Arnold-Chiari sendromu, sonuçları geri döndürülemez olabilen ikincil bir duruma da neden olabilir. Bağlı omurilik olarak bilinir ve omuriliğin bir ucunun onu çevreleyen doku tarafından yerine kilitlenmesinden kaynaklanır. Omurilik, vücutta dolaşan beyne ve beyinden mesajlar göndererek çeşitli temel işlevleri yerine getirir. Normal bir omurgada kordon, beyin omurilik sıvısı banyosunda serbestçe yüzer, ancak kordonun bir ucu daraltılırsa gerilebilir ve hasar görebilir.
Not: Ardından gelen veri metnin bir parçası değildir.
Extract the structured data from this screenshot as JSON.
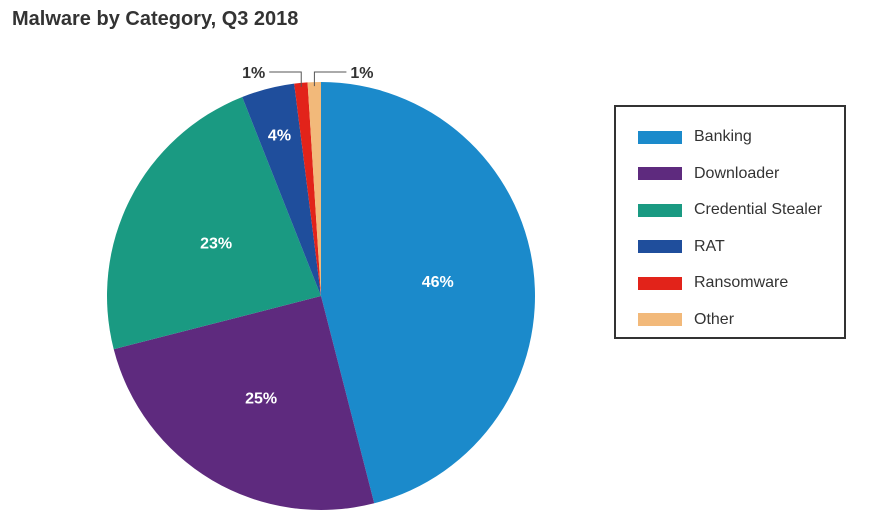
{
  "chart_data": {
    "type": "pie",
    "title": "Malware by Category, Q3 2018",
    "categories": [
      "Banking",
      "Downloader",
      "Credential Stealer",
      "RAT",
      "Ransomware",
      "Other"
    ],
    "values": [
      46,
      25,
      23,
      4,
      1,
      1
    ],
    "labels": [
      "46%",
      "25%",
      "23%",
      "4%",
      "1%",
      "1%"
    ],
    "colors": [
      "#1b8acb",
      "#5e2a7e",
      "#1a9a82",
      "#1f4e9c",
      "#e2231a",
      "#f2b97a"
    ],
    "legend_position": "right"
  }
}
Yeterince erken fark edilirse durum tedavi edilebilir, ancak hasta büyümeye başlayana ve kordon gerginleşene kadar semptomlar ortaya çıkmayabilir. Kordon bu şekilde gerildiğinde içerideki sinir demetinin kalıcı hasara uğraması mümkündür.
Bağlı bir kordondan muzdarip bir hasta, hareket etme ve idrarını tutma konusunda zorluk yaşayabilir. Durumun daha az ciddi yönleri, sırt boyunca ve bacaklara doğru yayılan ağrı ve bu bölgelerde uyuşukluk hissi olabilir.
Yardımcı olabilecek çok sayıda cerrahi prosedür vardır; bunlar omuriliğin bağ dokusundan serbest bırakılması amacıyla gerçekleştirilir ve her vakanın ciddiyetine göre uyarlanır. Destek tedavisi, fizyoterapinin yanı sıra semptomların hafifletilmesi, ağrının giderilmesi ve idrar kaçırma danışmanlığının sağlanmasına yönelik olacaktır. Bakım paketi aynı zamanda hastanın durumunun zamanla kötüleşmemesini sağlamak için dikkatli izlemeyi de içerecektir.
Arnold-Chiari'nin nedenleri tam olarak anlaşılamamıştır, ancak gebelik sırasında başladığı bilinmektedir.